Questo obiettivo viene promosso dalla Federazione Italiana Audioprotesisti, ma dovrà coinvolgere le istituzioni pubbliche: videointervista a Concetta Maria Vaccaro, responsabile Area Welfare e Salute.

Sul ruolo sociale di questa figura professionale, così significativa in un ambito importante come la riabilitazione uditiva, il Censis ha sottolineato la necessità di promuovere iniziative di comunicazione mirate, come dimostra la specialista illustrando i principi dello studio. Se sono note le qualifiche che rendono questi tecnici fondamentali per la rimediazione della sordità, infatti, sono meno considerati gli aspetti che li rendono strumenti determinanti di prevenzione. Un cambio di prospettiva – questo – che si dovrebbe esprimere soprattutto in un’accresciuta consapevolezza di sé della categoria, e solo secondariamente nella sua espressione verso l’esterno.

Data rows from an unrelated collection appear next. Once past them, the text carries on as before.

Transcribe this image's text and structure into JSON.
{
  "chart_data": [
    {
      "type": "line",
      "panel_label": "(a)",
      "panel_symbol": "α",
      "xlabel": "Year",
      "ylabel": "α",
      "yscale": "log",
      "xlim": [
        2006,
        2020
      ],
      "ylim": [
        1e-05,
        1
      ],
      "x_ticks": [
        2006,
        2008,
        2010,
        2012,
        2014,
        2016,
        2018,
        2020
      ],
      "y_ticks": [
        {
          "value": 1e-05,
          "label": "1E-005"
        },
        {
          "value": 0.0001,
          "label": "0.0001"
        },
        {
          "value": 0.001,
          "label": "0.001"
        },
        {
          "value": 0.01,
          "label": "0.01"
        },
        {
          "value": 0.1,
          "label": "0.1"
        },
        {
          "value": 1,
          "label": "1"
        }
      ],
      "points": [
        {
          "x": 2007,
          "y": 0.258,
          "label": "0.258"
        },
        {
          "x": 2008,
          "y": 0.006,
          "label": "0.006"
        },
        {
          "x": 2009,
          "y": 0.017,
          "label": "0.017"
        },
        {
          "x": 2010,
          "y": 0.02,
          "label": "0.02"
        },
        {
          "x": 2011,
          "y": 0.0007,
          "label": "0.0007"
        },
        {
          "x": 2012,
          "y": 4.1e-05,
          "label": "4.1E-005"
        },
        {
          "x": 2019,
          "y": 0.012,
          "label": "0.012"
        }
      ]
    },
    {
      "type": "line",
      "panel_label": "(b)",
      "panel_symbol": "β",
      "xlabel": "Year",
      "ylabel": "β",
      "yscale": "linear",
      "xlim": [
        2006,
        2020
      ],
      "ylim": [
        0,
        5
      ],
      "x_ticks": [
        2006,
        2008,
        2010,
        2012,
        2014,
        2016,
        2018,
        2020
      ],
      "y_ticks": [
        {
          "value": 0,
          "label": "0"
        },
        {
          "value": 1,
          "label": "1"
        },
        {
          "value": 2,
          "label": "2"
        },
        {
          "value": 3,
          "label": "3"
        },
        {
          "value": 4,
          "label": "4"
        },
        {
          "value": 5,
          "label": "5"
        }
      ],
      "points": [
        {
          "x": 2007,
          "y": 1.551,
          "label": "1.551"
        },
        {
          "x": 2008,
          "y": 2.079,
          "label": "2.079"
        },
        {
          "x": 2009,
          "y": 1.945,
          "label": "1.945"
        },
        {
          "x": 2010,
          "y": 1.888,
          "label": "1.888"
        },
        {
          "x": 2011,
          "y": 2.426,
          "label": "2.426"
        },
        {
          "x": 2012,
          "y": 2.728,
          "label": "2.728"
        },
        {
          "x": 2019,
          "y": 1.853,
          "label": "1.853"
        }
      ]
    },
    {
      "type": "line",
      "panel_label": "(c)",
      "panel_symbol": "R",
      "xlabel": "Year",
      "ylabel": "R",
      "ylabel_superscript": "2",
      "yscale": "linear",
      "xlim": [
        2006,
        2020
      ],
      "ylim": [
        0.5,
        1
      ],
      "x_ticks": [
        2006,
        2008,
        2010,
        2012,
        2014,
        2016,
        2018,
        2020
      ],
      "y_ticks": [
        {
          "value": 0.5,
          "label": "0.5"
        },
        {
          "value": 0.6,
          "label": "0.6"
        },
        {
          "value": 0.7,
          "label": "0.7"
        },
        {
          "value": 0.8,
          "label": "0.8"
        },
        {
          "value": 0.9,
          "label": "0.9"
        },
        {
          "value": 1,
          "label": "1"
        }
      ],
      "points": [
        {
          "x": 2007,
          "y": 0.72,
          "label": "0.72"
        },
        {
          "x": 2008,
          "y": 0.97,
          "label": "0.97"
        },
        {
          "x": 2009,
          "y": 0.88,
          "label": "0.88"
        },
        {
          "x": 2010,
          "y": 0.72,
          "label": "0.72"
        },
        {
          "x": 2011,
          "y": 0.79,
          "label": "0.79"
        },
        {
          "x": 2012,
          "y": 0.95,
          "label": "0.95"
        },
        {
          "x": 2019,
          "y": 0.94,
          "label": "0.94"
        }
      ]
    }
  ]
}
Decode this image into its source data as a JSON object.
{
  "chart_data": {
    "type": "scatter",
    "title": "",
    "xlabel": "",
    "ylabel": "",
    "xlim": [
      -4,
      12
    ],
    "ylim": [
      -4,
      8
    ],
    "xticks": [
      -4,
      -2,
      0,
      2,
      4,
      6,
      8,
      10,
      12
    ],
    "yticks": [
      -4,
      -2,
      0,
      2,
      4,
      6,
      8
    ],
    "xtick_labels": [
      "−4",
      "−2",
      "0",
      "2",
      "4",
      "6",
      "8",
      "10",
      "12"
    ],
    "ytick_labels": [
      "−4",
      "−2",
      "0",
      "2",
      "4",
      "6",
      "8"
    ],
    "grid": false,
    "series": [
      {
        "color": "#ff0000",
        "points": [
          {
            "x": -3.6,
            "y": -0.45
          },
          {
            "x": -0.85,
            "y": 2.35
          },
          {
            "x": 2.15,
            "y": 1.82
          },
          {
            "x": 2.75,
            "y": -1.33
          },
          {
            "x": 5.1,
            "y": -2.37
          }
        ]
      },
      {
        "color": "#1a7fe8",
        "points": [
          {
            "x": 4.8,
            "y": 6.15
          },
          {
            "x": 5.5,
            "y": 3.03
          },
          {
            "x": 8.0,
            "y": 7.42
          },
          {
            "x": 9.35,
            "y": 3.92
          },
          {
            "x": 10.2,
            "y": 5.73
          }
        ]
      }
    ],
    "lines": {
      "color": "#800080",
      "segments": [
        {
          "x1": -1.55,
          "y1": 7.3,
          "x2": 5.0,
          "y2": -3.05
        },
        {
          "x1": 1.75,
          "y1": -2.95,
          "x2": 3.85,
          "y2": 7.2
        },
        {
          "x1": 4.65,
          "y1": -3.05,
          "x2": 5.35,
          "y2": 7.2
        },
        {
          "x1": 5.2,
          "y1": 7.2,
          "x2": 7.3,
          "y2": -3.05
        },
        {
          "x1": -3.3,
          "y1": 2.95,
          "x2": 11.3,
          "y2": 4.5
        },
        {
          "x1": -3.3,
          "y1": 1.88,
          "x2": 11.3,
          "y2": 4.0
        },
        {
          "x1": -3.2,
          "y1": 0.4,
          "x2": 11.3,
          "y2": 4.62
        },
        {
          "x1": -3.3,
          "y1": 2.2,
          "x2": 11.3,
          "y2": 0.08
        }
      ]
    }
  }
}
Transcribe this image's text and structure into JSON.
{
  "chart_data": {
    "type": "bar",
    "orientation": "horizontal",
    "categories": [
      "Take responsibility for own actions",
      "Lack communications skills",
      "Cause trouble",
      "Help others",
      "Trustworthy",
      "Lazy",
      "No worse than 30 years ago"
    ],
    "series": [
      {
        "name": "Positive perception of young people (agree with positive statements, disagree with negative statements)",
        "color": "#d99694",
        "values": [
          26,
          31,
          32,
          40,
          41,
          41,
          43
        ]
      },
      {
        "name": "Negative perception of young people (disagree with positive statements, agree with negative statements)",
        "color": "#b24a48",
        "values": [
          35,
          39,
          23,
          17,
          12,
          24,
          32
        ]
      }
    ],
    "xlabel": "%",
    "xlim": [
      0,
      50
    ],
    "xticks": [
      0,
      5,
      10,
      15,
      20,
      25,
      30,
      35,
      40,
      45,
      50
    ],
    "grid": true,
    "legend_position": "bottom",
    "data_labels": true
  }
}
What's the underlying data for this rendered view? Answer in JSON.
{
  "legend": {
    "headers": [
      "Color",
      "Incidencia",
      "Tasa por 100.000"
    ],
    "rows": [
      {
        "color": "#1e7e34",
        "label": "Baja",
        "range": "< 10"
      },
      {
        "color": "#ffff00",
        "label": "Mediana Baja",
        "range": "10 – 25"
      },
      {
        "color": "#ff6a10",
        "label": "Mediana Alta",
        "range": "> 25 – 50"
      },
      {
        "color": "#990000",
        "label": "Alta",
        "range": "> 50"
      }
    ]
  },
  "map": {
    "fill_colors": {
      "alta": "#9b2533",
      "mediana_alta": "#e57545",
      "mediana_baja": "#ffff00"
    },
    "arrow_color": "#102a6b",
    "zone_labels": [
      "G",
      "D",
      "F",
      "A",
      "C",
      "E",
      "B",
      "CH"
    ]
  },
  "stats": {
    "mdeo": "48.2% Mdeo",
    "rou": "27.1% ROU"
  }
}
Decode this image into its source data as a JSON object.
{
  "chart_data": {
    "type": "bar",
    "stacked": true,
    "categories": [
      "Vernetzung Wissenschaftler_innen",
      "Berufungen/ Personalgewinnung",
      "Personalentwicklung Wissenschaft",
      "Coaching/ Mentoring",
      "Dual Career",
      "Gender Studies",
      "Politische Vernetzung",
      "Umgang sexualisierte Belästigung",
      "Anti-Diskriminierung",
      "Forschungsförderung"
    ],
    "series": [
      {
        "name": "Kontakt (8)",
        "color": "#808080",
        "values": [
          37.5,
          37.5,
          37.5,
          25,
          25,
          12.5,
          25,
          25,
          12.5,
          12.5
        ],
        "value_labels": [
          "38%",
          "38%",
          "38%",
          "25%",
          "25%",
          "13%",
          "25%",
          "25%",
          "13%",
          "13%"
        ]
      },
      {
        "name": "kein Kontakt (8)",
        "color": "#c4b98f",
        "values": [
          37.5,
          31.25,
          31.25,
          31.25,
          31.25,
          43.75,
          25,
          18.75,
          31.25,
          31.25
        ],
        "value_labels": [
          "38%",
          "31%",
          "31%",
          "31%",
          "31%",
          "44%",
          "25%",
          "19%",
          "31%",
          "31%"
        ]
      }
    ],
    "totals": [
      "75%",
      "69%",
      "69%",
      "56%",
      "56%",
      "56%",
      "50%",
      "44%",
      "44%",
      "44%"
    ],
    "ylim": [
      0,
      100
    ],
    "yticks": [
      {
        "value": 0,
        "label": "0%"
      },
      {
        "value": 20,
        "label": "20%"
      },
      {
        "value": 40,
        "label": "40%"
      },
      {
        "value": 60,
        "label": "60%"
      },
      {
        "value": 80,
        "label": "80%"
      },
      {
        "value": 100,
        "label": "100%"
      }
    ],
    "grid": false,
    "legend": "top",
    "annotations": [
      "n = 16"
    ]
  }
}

Si tratta di un percorso lungo, ma senz’altro efficace, destinato a coinvolgere anche le istituzioni come il Ministero della Salute e il Servizio Sanitario Nazionale, per sviluppare persino una coscienza audiologica allargata alla crescente platea di utenti costituita dagli adulti ultracinquantenni ancora attivi nei contesti sociali e lavorativi, che potrebbero trarre numerosi vantaggi da un ripristino sensoriale, laddove necessario. Sulla ricerca condotta dal Censis, che mostra l’investimento utile a sostenere l’immagine sociale dell’audioprotesista, si sottolinea infine quanto l’efficacia dell’intervento terapeutico sia opportuna anche per scongiurare l’insorgenza di patologie correlate ai disturbi di udito: un principio da comunicare subito in maniera semplice e chiara, come primo atto del nuovo corso di una riconosciuta professione sanitaria al centro di un’ulteriore sfida identitaria.